福音の魔弾(ヴァイス・シュヴァルツ)が命中し、跡形もなく消え去ったと思われる相手は凄まじい回復速度で治癒を行っていた。
といっても、意識的に行っているのではなく体内のガストレアウイルスが生存本能を発揮させ暴走しているのだ。

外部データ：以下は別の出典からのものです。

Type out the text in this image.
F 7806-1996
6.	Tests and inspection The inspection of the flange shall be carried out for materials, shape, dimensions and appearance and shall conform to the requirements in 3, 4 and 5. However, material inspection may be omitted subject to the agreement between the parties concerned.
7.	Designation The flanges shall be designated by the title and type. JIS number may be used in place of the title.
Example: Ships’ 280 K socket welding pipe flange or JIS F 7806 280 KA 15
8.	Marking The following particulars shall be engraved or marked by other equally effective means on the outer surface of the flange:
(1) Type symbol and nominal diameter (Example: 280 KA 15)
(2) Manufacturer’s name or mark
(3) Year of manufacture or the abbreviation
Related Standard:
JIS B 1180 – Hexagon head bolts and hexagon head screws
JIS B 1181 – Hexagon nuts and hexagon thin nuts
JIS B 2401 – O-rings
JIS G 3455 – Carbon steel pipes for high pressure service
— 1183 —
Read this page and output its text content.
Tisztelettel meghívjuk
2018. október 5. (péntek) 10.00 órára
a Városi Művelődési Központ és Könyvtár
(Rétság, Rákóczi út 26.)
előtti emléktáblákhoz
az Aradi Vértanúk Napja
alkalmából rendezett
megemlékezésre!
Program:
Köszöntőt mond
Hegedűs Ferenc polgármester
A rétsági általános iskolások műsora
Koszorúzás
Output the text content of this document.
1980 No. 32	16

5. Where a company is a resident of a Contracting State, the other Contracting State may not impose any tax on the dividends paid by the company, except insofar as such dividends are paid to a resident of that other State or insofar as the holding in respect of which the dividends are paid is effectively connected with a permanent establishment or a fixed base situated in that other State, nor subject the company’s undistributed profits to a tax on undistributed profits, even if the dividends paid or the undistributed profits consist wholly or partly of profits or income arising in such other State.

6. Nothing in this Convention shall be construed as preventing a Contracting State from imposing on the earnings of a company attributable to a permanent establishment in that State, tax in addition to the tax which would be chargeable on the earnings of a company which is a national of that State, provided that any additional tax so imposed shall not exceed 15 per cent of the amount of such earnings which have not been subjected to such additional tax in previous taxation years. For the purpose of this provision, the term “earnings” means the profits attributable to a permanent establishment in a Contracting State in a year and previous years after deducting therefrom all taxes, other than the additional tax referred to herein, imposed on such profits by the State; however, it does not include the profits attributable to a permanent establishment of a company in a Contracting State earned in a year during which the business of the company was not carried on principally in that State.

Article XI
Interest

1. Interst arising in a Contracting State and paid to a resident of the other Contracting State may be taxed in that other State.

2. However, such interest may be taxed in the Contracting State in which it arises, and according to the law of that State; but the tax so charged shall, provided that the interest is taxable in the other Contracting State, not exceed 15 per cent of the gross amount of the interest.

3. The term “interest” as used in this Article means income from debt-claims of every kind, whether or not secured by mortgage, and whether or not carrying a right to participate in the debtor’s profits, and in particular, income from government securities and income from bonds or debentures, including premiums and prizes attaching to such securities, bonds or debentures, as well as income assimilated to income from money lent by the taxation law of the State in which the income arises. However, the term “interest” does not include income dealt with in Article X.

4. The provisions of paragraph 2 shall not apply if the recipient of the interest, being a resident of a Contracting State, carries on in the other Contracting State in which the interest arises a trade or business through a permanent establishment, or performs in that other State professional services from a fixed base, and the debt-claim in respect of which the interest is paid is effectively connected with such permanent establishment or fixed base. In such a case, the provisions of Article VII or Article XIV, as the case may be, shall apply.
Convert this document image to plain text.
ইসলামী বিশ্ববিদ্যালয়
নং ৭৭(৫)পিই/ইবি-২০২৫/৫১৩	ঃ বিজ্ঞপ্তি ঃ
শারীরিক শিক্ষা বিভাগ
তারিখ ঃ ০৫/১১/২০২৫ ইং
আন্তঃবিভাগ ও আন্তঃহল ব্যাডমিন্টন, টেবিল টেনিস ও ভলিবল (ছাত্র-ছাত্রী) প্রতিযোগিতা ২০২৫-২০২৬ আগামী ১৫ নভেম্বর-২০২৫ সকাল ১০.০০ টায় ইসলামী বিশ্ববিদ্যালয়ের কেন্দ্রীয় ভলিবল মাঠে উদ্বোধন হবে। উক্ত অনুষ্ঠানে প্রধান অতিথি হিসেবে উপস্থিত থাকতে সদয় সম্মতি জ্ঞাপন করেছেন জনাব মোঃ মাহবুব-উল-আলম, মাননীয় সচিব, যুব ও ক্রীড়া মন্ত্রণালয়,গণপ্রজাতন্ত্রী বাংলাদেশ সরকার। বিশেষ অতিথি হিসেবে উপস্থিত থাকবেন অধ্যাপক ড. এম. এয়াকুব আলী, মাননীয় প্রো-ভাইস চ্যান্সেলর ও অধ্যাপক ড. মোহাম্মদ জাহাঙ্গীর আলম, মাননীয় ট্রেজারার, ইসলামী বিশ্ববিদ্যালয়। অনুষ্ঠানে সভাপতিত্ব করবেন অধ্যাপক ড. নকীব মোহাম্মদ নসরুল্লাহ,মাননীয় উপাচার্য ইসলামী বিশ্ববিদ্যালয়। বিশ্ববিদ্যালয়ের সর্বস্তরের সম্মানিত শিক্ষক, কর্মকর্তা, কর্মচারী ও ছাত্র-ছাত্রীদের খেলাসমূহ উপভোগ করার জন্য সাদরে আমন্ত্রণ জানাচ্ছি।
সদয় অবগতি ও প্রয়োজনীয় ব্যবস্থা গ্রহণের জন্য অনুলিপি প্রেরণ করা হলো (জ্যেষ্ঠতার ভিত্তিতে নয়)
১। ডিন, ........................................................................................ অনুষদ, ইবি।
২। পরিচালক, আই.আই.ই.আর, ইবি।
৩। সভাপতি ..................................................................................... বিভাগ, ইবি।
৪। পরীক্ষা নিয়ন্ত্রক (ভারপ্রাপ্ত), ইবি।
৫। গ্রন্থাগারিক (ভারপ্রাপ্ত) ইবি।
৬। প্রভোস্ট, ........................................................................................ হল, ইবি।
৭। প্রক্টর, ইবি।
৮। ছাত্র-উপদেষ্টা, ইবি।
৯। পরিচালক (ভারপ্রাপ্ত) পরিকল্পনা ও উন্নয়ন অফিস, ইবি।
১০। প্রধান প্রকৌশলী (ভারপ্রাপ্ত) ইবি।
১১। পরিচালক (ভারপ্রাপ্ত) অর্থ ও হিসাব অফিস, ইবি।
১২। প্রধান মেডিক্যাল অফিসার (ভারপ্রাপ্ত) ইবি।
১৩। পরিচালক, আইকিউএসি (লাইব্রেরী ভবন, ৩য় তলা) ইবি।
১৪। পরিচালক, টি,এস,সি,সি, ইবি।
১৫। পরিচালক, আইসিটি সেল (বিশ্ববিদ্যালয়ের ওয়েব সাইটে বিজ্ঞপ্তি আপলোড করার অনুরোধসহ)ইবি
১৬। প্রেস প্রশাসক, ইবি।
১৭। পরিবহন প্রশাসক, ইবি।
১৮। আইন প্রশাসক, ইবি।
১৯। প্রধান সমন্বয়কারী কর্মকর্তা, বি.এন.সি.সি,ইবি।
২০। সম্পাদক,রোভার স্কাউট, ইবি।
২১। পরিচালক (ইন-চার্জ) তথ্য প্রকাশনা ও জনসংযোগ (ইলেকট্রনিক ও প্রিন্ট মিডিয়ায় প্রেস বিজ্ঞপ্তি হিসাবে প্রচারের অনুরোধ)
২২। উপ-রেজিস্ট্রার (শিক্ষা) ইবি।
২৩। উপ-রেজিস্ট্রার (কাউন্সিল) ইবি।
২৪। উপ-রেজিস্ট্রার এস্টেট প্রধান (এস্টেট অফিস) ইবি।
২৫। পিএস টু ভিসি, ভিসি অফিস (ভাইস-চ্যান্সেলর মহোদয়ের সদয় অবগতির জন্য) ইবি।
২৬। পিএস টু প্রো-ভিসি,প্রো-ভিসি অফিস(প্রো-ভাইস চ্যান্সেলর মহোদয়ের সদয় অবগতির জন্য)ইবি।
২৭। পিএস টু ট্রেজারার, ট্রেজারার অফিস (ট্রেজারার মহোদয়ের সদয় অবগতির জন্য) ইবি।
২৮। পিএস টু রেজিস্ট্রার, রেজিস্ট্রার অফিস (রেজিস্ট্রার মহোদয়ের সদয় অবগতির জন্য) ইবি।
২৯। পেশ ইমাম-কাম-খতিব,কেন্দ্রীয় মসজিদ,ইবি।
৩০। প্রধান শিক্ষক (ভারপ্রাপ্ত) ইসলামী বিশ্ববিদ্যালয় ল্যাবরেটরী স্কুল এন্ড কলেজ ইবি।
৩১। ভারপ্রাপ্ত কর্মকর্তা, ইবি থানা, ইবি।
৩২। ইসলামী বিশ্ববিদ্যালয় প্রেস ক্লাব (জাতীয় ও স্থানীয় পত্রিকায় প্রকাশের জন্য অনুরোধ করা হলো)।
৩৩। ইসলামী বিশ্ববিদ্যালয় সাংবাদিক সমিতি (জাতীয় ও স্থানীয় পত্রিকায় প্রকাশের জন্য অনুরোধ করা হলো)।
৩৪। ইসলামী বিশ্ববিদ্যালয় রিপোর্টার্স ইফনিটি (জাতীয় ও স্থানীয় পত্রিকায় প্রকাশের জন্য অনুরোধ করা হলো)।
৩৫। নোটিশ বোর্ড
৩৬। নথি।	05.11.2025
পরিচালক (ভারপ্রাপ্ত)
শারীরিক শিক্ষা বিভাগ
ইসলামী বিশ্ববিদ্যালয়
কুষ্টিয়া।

手足は変形し、見たこともないような鉤爪が出現。それを見たミッシェルは驚いたような顔をするが、みんなにはもうこれが何を指すのか説明するまでもないだろう。
「あれ…? 私(ワタクシ)…私…」
「…なるほど、あれをまだやっていたとは。 ミッシェル、貴女ここに来る前に彼に薬を投与されたでしょう? 力が出る薬だとか、元気になる薬だとか言われて…」
「そう…ですわね… それが何ですの?」
「あれは彼ら研究所の連中が、モルモットを暴走させる時に使う激薬です。体内侵食率を10%以上引き上げ、通常では考えられないほどの力を発揮させる。しかし、あまりの副作用に使った人間は全員ガストレア化している… その薬を投与された時点で貴女も捨て駒だったんですよ。」
「そんな!ウソ…ウソだ!あの人がそんなことするはず… 大体、そんな危険な薬なら研究所にいるイニシエーター達も気づくはず………」
「気づくわけないじゃないですか。使用した人間は例外なくガストレア化して全員死んでいます。生還者0の状態で、一体誰が言いふらすのですか?」
「………おのれ夜桜… この私を愚弄しましたわね!」
「矛先は私ではなく研究所の連中でしょうに… もはやまともな判断も出来なくなっているようですね。 さよならです…」
「嫌だ…私は死にたくない…死にたくない!! ああああああっ!!!!」
ついに体内侵食率は50%を越え、人間体を維持出来なくなったミッシェルは体長3mほどの巨大なガストレアに変化した。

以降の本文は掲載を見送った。